Our second hypothesis stated that sky affects the subjective perception of naturalness. In the case of predictability of naturalness ratings by subjective sky selection, the results revealed that sky selection as nature was positively associated with naturalness ratings, unlike the selection of trees and water. This result is in line with earlier evidence, including by Beute and de Kort (2013) who concluded that there is an explicit preference for natural environments with sunny and bright conditions. Moreover, the explanatory value of the sky model did not benefit from the summary effect of subjective selection of the sky and the trees. Interestingly, we found that when we used the objective presence of sky and tree visibility to predict naturalness ratings and objective visibility of the sky remained significant but weak. In contrast, the association between objective visibility of the trees was significantly stronger. Additionally, the association was further modified by weather condition and seasonal changes. Higher naturalness ratings were associated with the objective presence of the sky in winter. Importantly, the presence of the trees affected naturalness ratings more than the presence of the sky. One possible explanation for this could be a subliminal effect of tree presence which is stronger than that of the sky. The presence of trees and vegetation on images has in the previous literature frequently been associated with a high level of non-straight edge density and fractal dimension (Berman et al., 2014; Patuano, 2018; Schertz and Berman, 2019). There is evidence that these spatial properties are associated with the perception of naturalness and that it affects bottom-up visual processing (Kardan et al., 2015).

Lastly, we have compared the naturalness association with a subjective selection of sky and water. The result showed no significant association with subjective water selection but we found subjective sky selection congruent with previous results. However, we observed an association between objective presence of water and ratings of naturalness. To summarize, the subjective sky selection seemed to explain the naturalness ratings better than subjective selection of water, but on the other hand the objective presence of water explained naturalness ratings better than objective presence of the sky. White et al. (2021) explained variances in different associations between blue and greenspaces as a result of overall exposure and accessibility to the space. There is also the possibility that the above-mentioned effect of low-level spatial properties of the water surface may make them less likely to be selected as nature. In the end, we can conclude that the positive association of sky with subjective ratings of naturalness, although weak, extends through subjective and objective measures. Sky results were found to be more consistently linked with naturalness than trees or water. Such results may corroborate the earlier indirect evidence where higher tree cover density, which resulted in more occlusion of the sky, slowed recovery from stress in men (Jiang et al., 2014). Similarly, Gatersleben and Andrews (2013) found that within the natural environment openness of the space, and therefore direct access to sky, was more beneficial to restoration than tree canopy coverage. In their paper, Masoudinejad and Hartig (2018) framed that the restorative quality of the sky can be theoretically framed in ART. They concluded that fascination focused the attentional resources and was influenced by the amount of visible sky. Our evidence suggests that a higher horizon level may guide these resources toward the sky, increasing the frequency with which sky was selected as nature, despite greater visual view to vegetation. Conclusively, we see that sky was considered as nature and played a role in the perception of the environment. However, this role needs further rigorous investigation.

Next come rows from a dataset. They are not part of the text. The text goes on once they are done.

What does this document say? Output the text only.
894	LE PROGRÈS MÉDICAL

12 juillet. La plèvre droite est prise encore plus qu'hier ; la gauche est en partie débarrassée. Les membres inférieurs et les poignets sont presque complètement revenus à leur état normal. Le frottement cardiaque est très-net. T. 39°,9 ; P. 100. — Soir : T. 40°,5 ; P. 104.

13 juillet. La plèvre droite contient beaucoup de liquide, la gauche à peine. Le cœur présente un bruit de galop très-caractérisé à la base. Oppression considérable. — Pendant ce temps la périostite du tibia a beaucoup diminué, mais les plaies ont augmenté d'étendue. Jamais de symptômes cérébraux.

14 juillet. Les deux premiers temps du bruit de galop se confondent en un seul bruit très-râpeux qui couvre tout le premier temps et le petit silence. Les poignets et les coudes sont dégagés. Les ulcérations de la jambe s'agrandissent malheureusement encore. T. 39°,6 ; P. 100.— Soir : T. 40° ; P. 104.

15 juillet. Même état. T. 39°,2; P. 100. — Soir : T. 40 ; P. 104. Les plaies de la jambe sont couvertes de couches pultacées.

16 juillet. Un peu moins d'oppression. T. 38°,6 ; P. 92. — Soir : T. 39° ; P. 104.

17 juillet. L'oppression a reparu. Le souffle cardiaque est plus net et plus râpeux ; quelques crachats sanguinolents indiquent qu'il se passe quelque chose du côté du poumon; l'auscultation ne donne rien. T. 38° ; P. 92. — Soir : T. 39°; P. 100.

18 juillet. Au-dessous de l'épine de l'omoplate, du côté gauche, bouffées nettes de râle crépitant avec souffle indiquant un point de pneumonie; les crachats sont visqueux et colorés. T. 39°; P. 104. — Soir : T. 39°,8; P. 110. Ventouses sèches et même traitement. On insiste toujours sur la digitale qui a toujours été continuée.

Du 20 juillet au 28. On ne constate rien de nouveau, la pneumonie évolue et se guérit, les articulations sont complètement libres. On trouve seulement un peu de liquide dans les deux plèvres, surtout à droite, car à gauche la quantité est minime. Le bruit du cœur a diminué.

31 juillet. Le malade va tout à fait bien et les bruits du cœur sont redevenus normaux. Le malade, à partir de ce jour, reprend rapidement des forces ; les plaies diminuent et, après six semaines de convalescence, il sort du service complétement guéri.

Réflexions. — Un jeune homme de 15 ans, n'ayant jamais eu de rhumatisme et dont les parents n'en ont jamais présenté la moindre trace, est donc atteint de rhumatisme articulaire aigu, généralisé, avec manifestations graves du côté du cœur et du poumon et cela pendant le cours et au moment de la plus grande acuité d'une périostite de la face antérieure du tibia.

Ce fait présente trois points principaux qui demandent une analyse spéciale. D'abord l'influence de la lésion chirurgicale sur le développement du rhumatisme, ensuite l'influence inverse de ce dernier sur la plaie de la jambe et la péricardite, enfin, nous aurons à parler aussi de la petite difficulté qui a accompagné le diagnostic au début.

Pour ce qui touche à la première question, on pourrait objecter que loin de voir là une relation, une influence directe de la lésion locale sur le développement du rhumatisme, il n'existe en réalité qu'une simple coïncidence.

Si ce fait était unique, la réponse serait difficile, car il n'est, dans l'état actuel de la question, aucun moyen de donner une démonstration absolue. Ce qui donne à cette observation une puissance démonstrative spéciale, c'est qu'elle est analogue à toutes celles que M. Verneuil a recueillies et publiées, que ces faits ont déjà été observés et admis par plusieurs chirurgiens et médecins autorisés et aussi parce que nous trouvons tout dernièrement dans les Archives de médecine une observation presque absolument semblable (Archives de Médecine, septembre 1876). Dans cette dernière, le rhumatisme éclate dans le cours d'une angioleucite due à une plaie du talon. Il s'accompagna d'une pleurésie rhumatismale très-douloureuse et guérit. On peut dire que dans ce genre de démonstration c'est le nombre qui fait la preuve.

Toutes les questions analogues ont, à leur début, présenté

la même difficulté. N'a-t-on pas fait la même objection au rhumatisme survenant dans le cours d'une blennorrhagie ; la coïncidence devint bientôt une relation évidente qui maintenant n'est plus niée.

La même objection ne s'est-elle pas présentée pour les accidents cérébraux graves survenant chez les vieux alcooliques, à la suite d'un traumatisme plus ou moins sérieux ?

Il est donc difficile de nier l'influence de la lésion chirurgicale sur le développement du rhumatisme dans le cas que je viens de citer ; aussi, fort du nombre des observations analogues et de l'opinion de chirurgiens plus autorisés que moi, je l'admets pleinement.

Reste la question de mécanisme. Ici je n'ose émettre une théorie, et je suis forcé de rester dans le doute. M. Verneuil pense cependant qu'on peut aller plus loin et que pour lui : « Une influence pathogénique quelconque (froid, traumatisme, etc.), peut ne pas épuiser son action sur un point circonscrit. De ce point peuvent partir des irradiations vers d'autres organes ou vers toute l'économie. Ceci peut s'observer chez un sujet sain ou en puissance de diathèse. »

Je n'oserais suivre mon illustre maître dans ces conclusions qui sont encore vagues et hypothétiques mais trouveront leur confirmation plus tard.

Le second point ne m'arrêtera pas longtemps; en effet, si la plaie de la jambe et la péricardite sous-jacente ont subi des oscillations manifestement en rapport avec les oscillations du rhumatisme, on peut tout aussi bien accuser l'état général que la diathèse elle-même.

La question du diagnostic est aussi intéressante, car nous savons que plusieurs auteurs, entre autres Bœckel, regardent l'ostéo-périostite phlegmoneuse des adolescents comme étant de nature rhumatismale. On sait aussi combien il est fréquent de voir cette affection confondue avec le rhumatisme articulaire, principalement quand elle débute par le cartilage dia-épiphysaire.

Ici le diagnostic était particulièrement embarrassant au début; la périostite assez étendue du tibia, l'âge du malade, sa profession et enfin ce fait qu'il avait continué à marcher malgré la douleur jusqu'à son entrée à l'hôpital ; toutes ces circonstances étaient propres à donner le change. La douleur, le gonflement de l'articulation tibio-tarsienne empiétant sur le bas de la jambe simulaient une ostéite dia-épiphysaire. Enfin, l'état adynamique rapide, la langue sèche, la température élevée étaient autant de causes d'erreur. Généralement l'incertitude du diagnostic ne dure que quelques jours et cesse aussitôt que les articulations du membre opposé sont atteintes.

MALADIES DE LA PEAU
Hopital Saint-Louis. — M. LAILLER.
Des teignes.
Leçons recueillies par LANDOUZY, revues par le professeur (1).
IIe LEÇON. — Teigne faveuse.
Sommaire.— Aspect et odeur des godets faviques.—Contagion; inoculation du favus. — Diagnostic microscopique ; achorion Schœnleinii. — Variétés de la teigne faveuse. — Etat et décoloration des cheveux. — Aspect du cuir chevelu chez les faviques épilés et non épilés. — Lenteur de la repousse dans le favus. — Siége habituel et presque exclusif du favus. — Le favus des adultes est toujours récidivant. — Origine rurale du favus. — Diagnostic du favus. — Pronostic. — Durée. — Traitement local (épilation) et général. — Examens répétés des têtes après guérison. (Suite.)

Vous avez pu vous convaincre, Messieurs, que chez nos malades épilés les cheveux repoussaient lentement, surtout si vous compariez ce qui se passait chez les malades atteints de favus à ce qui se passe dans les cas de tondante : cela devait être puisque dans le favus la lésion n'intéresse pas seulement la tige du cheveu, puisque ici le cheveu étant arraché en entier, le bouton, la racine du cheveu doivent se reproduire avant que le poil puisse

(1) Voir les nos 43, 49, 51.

To our knowledge, this is the first study specifically focusing on the place of the sky in the perception and effect of the natural environment. The study benefits from a robust experimental design that aimed to assess the association between sky and the diversity of the environments. We have operationalized the hypotheses by the use of conscious explicit selection of nature as a method of probing the hypothesized connection. There is still a potential in implicit investigation of this relationship by obtaining eye-tracking data to infer attentional processes. Such methods are already in use to investigate the cognitive effects of natural versus urban environments (Stevenson et al., 2019). That way we could directly ascertain if the subjective selection patterns correspond with the implicit effects of the sky.

The study is not without limitations. The experiment was conducted online, during the global pandemic and under lockdown conditions. This might have had some residual effect on the participant’s attitude toward nature. During data analysis, the biggest challenge was a problematic distribution of acquired measurements that required us to employ complex statistical modelling. GLMMs are known for their problematic relationship between model complexity and model performance (Breslow and Clayton, 1993). Moreover, the nature of the dataset also created an issue with overdispersion, underdispersion, and overall problems with the distribution of residuals. It has to be noted that the individual effect of participant and image explains a significant amount of variance across all of the models.

Our main conclusions open new prospects for providing better explanations for the role of environment in mental health and wellbeing. We hope that the encouraging results will motivate further interest in studying the importance of sky in environmental psychology research. Specifically, the possible lines of investigation include the effect of the access to sky, importance in visual selection and a detailed investigation of the sky’s role in urban environments. Ultimately, such knowledge may have the potential to impact urban-design strategies and policymaking.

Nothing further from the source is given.